Ketika para tetangga menyekolahkan anaknya ke sekolah negeri, Ibu tidak lantas bertindak serupa. Ibu justru memasukkan kami ke sekolah swasta unggulan, walau biaya yang dibutuhkan menjadi jauh lebih besar. Hampir tiga kali lipat! Tapi Ibu tak peduli. Beliau hanya ingin memberikan yang terbaik bagi kami. Dan sekolah unggulan, menurut Ibu, memiliki fasilitas yang jauh lebih lengkap. Tidak hanya sampai di situ, bahkan Ibu masih sempat memasukkan kami ke sebuah Madrasah. Kata beliau, agar fondasi agama kami menjadi baik. Walau kadang aku merasa agak lelah karena harus bersekolah dua kali.
“Hati-hati loh, Bu… Orang berenang kan harus sesuai kemampuan. Salah-salah nanti tenggelam di tengah laut…” seorang tetangga pernah menasehati.

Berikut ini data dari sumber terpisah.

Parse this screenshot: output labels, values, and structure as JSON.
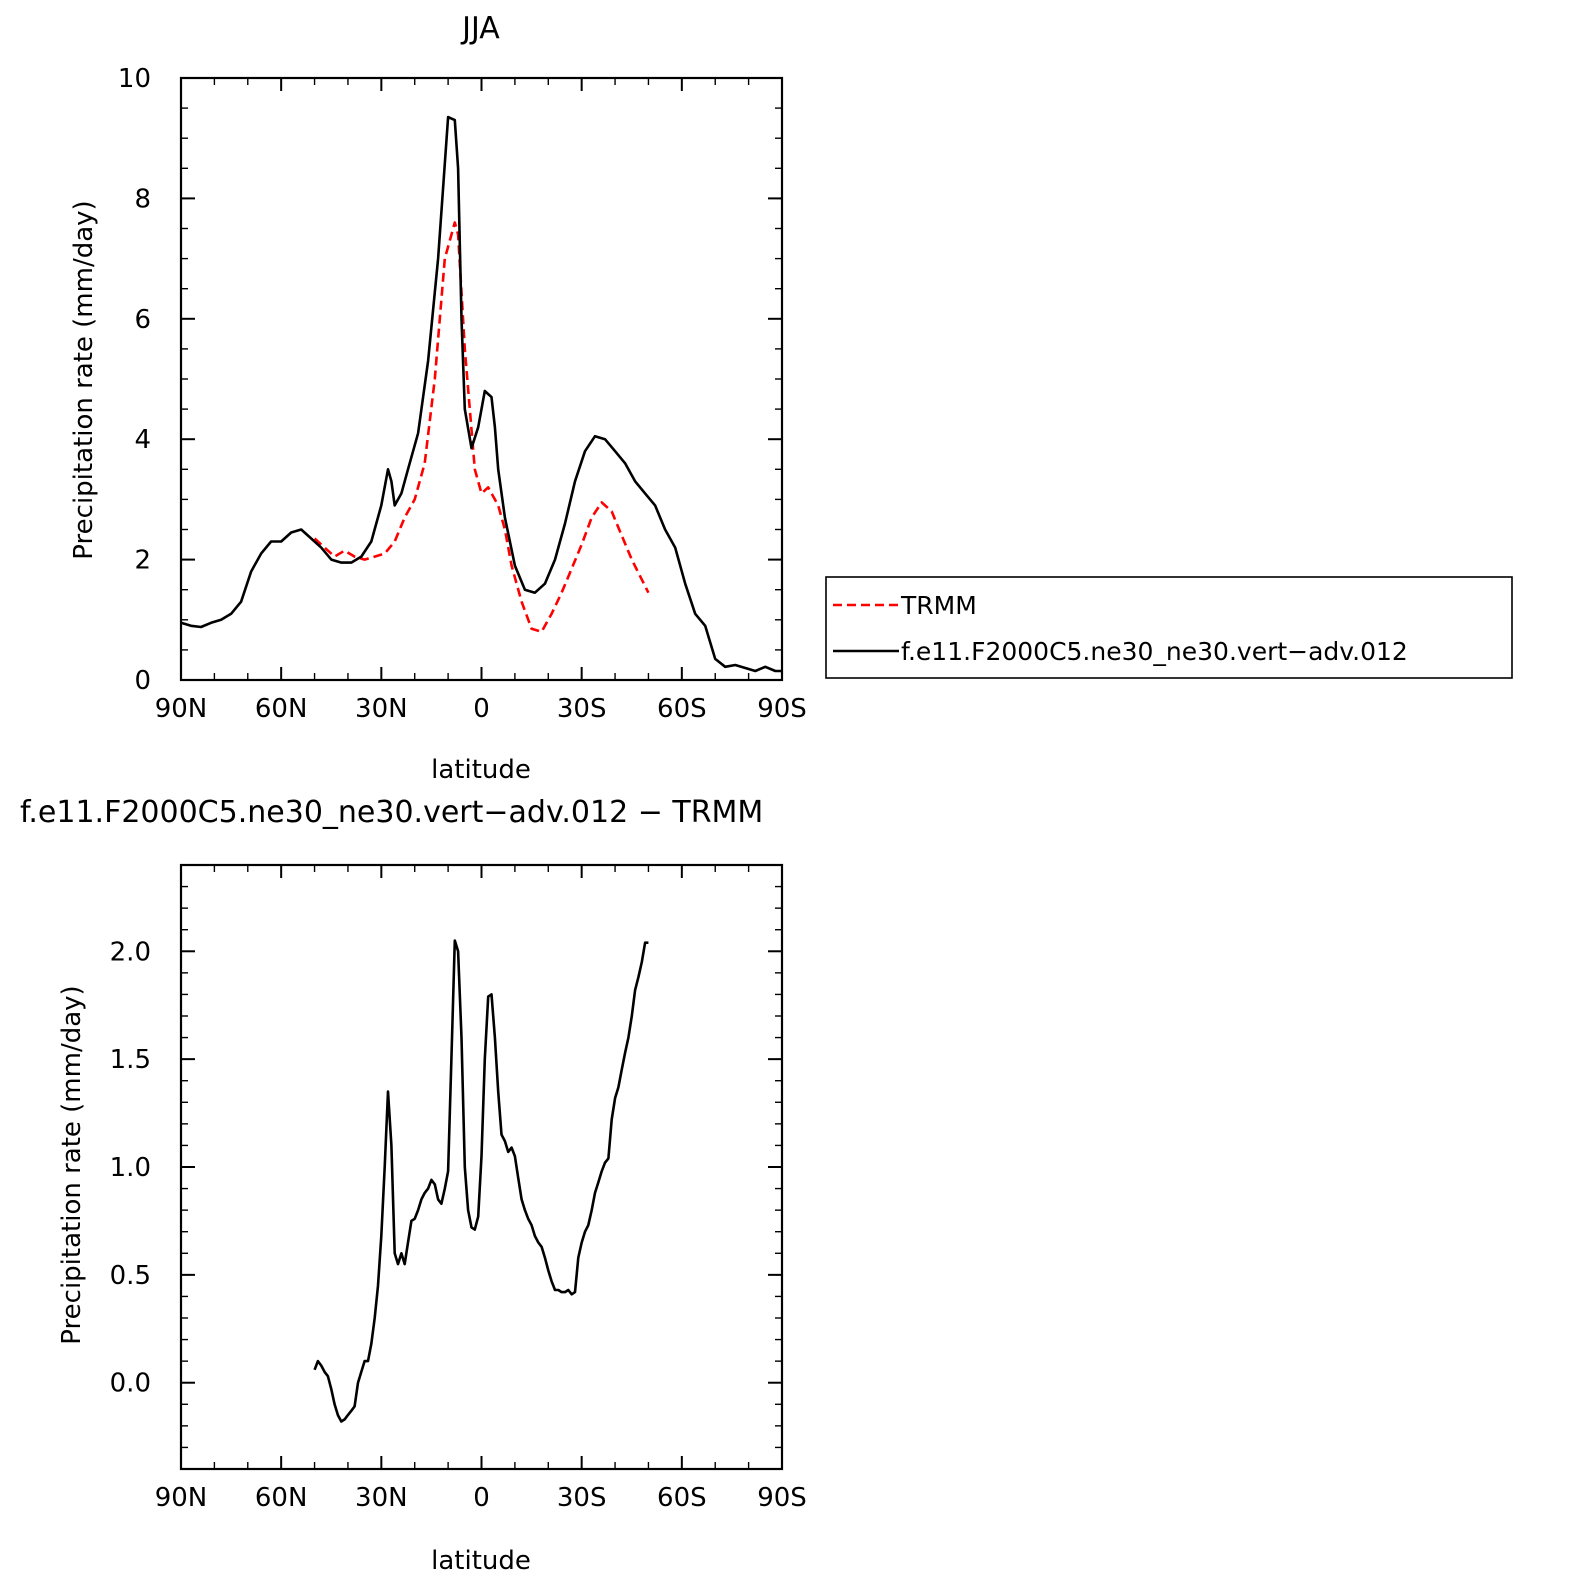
{
  "chart_data": [
    {
      "type": "line",
      "title": "JJA",
      "xlabel": "latitude",
      "ylabel": "Precipitation rate (mm/day)",
      "xlim": [
        90,
        -90
      ],
      "ylim": [
        0,
        10
      ],
      "x_tick_values": [
        90,
        60,
        30,
        0,
        -30,
        -60,
        -90
      ],
      "x_tick_labels": [
        "90N",
        "60N",
        "30N",
        "0",
        "30S",
        "60S",
        "90S"
      ],
      "y_tick_values": [
        0,
        2,
        4,
        6,
        8,
        10
      ],
      "y_tick_labels": [
        "0",
        "2",
        "4",
        "6",
        "8",
        "10"
      ],
      "grid": false,
      "legend_position": "right",
      "series": [
        {
          "name": "TRMM",
          "color": "#ff0000",
          "dash": true,
          "x": [
            50,
            47,
            44,
            41,
            38,
            35,
            32,
            29,
            26,
            23,
            20,
            17,
            14,
            11,
            8,
            7,
            5,
            2,
            0,
            -2,
            -5,
            -7,
            -9,
            -12,
            -15,
            -18,
            -21,
            -24,
            -27,
            -30,
            -33,
            -36,
            -39,
            -42,
            -45,
            -50
          ],
          "y": [
            2.35,
            2.2,
            2.05,
            2.15,
            2.05,
            2.0,
            2.05,
            2.1,
            2.3,
            2.7,
            3.0,
            3.6,
            5.0,
            7.0,
            7.6,
            7.4,
            5.5,
            3.5,
            3.1,
            3.2,
            2.9,
            2.5,
            1.9,
            1.3,
            0.85,
            0.8,
            1.1,
            1.45,
            1.85,
            2.25,
            2.7,
            2.95,
            2.8,
            2.4,
            2.0,
            1.45
          ]
        },
        {
          "name": "f.e11.F2000C5.ne30_ne30.vert−adv.012",
          "color": "#000000",
          "dash": false,
          "x": [
            90,
            87,
            84,
            81,
            78,
            75,
            72,
            69,
            66,
            63,
            60,
            57,
            54,
            51,
            48,
            45,
            42,
            39,
            36,
            33,
            30,
            28,
            27,
            26,
            24,
            22,
            19,
            16,
            13,
            10,
            8,
            7,
            6,
            5,
            3,
            1,
            -1,
            -3,
            -4,
            -5,
            -7,
            -10,
            -13,
            -16,
            -19,
            -22,
            -25,
            -28,
            -31,
            -34,
            -37,
            -40,
            -43,
            -46,
            -49,
            -52,
            -55,
            -58,
            -61,
            -64,
            -67,
            -70,
            -73,
            -76,
            -79,
            -82,
            -85,
            -88,
            -90
          ],
          "y": [
            0.95,
            0.9,
            0.88,
            0.95,
            1.0,
            1.1,
            1.3,
            1.8,
            2.1,
            2.3,
            2.3,
            2.45,
            2.5,
            2.35,
            2.2,
            2.0,
            1.95,
            1.95,
            2.05,
            2.3,
            2.9,
            3.5,
            3.3,
            2.9,
            3.1,
            3.5,
            4.1,
            5.3,
            7.0,
            9.35,
            9.3,
            8.5,
            6.0,
            4.5,
            3.85,
            4.2,
            4.8,
            4.7,
            4.2,
            3.5,
            2.7,
            1.9,
            1.5,
            1.45,
            1.6,
            2.0,
            2.6,
            3.3,
            3.8,
            4.05,
            4.0,
            3.8,
            3.6,
            3.3,
            3.1,
            2.9,
            2.5,
            2.2,
            1.6,
            1.1,
            0.9,
            0.35,
            0.22,
            0.25,
            0.2,
            0.15,
            0.22,
            0.15,
            0.15
          ]
        }
      ]
    },
    {
      "type": "line",
      "title": "f.e11.F2000C5.ne30_ne30.vert−adv.012 − TRMM",
      "xlabel": "latitude",
      "ylabel": "Precipitation rate (mm/day)",
      "xlim": [
        90,
        -90
      ],
      "ylim": [
        -0.4,
        2.4
      ],
      "x_tick_values": [
        90,
        60,
        30,
        0,
        -30,
        -60,
        -90
      ],
      "x_tick_labels": [
        "90N",
        "60N",
        "30N",
        "0",
        "30S",
        "60S",
        "90S"
      ],
      "y_tick_values": [
        0.0,
        0.5,
        1.0,
        1.5,
        2.0
      ],
      "y_tick_labels": [
        "0.0",
        "0.5",
        "1.0",
        "1.5",
        "2.0"
      ],
      "grid": false,
      "series": [
        {
          "color": "#000000",
          "dash": false,
          "x": [
            50,
            49,
            48,
            47,
            46,
            45,
            44,
            43,
            42,
            41,
            40,
            39,
            38,
            37,
            36,
            35,
            34,
            33,
            32,
            31,
            30,
            29,
            28,
            27,
            26,
            25,
            24,
            23,
            22,
            21,
            20,
            19,
            18,
            17,
            16,
            15,
            14,
            13,
            12,
            11,
            10,
            9,
            8,
            7,
            6,
            5,
            4,
            3,
            2,
            1,
            0,
            -1,
            -2,
            -3,
            -4,
            -5,
            -6,
            -7,
            -8,
            -9,
            -10,
            -11,
            -12,
            -13,
            -14,
            -15,
            -16,
            -17,
            -18,
            -19,
            -20,
            -21,
            -22,
            -23,
            -24,
            -25,
            -26,
            -27,
            -28,
            -29,
            -30,
            -31,
            -32,
            -33,
            -34,
            -35,
            -36,
            -37,
            -38,
            -39,
            -40,
            -41,
            -42,
            -43,
            -44,
            -45,
            -46,
            -47,
            -48,
            -49,
            -50
          ],
          "y": [
            0.06,
            0.1,
            0.08,
            0.05,
            0.03,
            -0.03,
            -0.1,
            -0.15,
            -0.18,
            -0.17,
            -0.15,
            -0.13,
            -0.11,
            0.0,
            0.05,
            0.1,
            0.1,
            0.18,
            0.3,
            0.45,
            0.68,
            1.0,
            1.35,
            1.1,
            0.6,
            0.55,
            0.6,
            0.55,
            0.65,
            0.75,
            0.76,
            0.8,
            0.85,
            0.88,
            0.9,
            0.94,
            0.92,
            0.85,
            0.83,
            0.9,
            0.98,
            1.5,
            2.05,
            2.0,
            1.6,
            1.0,
            0.8,
            0.72,
            0.71,
            0.77,
            1.05,
            1.5,
            1.79,
            1.8,
            1.6,
            1.35,
            1.15,
            1.12,
            1.07,
            1.09,
            1.05,
            0.95,
            0.85,
            0.8,
            0.76,
            0.73,
            0.68,
            0.65,
            0.63,
            0.58,
            0.52,
            0.47,
            0.43,
            0.43,
            0.42,
            0.42,
            0.43,
            0.41,
            0.42,
            0.58,
            0.65,
            0.7,
            0.73,
            0.8,
            0.88,
            0.93,
            0.98,
            1.02,
            1.04,
            1.22,
            1.32,
            1.37,
            1.45,
            1.53,
            1.6,
            1.7,
            1.82,
            1.88,
            1.95,
            2.04,
            2.04
          ]
        }
      ]
    }
  ]
}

Namun tekad Ibu tak goyah sedikitpun. Sambil tersenyum beliau menjawab, “Yah… doakan saja agar kami tak tenggelam. Dan jika memang di tengah jalan aku atau mereka tak lagi punya daya, mudah-mudahan Sang Pengasih berkenan mengirim pertolongan –Nya… Mungkin lewat kapal nelayan yang tersasar tiba-tiba, atau… bisa jadi, ada batang pohon yang hanyut kearah kami. Wallahu a’lam, biarlah itu menjadi urusan –Nya…”
Tetangga itu hanya bisa menggelengkan kepala. Ia menyebutnya nekad sementara Ibu menamainya masa depan.
***
Pagi ini hujan turun dengan sangat deras. Butiran-butiran bening sebesar jagung itu jatuh ke bumi. Serentak, menimbulkan suara-suara yang berirama panjang dan khas. Simfoni hujan.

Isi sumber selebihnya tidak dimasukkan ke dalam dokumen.